Yo creo que en el fondo nos envidiaba, siempre estaba sola, me acuerdo cuando nos espiaba por la pared del fondo: era el momento que vos aprovechabas para lucirte más. Ah, nunca olvidaré cuando Josefina, golpeando con el palo de escoba en el piso, anunciaba tu turno. "Y ahora ante ustedes la Reina del Nilo". Te encantaba que te llamara así, desde que viste la película no te la olvidaste más; subías moviendo la cintura, con una mano levantabas la pollera que había sido de tu abuela y con la otra jugabas con tu pelo. ¿Cuántas veces volviste a ver la película? Yo ya no te acompañaba porque mamá me había prohibido juntarme con vos, no le gustaba lo que hacía tu mamá, decía que vos ibas a terminar igual. No sé cómo pudiste creer que ya no eras mi amiga, te fuiste sin despedirte.

 
Muchas noches lloré tu ausencia, si bien estaban las otras chicas para mí vos eras algo especial, siempre te quise. Ya ves, estoy aquí a pesar del tiempo que ha pasado. Cuando recibí tu invitación, corrí a buscarte, esa tarjetita en cartulina color rosa, como nos enseñaban a hacer en el colegio. Parece que fue ayer que jugábamos a invitarnos y pensar que han pasado tantos años.

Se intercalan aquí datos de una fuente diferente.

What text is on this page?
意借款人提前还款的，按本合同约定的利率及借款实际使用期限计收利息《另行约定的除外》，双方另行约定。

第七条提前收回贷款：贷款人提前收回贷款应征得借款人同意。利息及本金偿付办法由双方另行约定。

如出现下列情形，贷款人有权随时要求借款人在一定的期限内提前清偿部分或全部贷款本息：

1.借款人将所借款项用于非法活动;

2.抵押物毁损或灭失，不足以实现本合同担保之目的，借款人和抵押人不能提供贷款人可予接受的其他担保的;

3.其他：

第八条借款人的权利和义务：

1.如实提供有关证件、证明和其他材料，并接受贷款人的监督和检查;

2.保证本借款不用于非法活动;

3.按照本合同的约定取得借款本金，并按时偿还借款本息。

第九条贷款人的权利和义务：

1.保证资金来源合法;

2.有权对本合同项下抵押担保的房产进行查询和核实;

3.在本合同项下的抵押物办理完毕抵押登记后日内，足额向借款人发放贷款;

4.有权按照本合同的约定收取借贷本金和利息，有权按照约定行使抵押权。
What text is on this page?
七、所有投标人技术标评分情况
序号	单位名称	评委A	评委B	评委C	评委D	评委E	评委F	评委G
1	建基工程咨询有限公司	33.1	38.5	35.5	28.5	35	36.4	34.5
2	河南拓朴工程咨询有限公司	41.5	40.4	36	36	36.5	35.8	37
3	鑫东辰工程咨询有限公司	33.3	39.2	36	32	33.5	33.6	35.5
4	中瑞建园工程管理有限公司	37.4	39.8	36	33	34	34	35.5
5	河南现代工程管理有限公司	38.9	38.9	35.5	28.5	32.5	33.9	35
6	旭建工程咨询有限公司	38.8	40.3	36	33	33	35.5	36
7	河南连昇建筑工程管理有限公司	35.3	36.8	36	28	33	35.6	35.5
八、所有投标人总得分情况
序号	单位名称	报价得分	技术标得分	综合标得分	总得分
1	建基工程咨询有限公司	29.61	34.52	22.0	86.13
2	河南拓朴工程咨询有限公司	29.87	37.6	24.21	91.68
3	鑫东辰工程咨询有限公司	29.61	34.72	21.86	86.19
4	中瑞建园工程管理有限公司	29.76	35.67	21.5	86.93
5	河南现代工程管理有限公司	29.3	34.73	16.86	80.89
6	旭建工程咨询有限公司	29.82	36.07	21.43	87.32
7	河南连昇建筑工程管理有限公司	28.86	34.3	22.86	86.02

La leía y releía: "Te invito a mi casamiento a realizarse en la corte del rey. Asistirán príncipes y princesas de todos los condados y por supuesto vos también estás invitada". Y aquí me tenés, estás linda como siempre, la próxima vez que venga te traigo las pinturas que tanto te gustan. ¿Te tratan bien aquí? El doctor me autorizó a visitarte las veces que quiera, dice que estás en un estado cataaa.. cataclónico. . catatónico, qué palabra tan fea, me hace recordar las películas de terror. ¿Tu mamá viene? Perdón, no quise hacerte llorar, no tenés que estar triste; sos una "Reina de Verídico Reinar".

Camila Zapata Gallagher
Instituto Santa María de los Angeles.
Basado en La presentación de Valentín Thibón de Libián.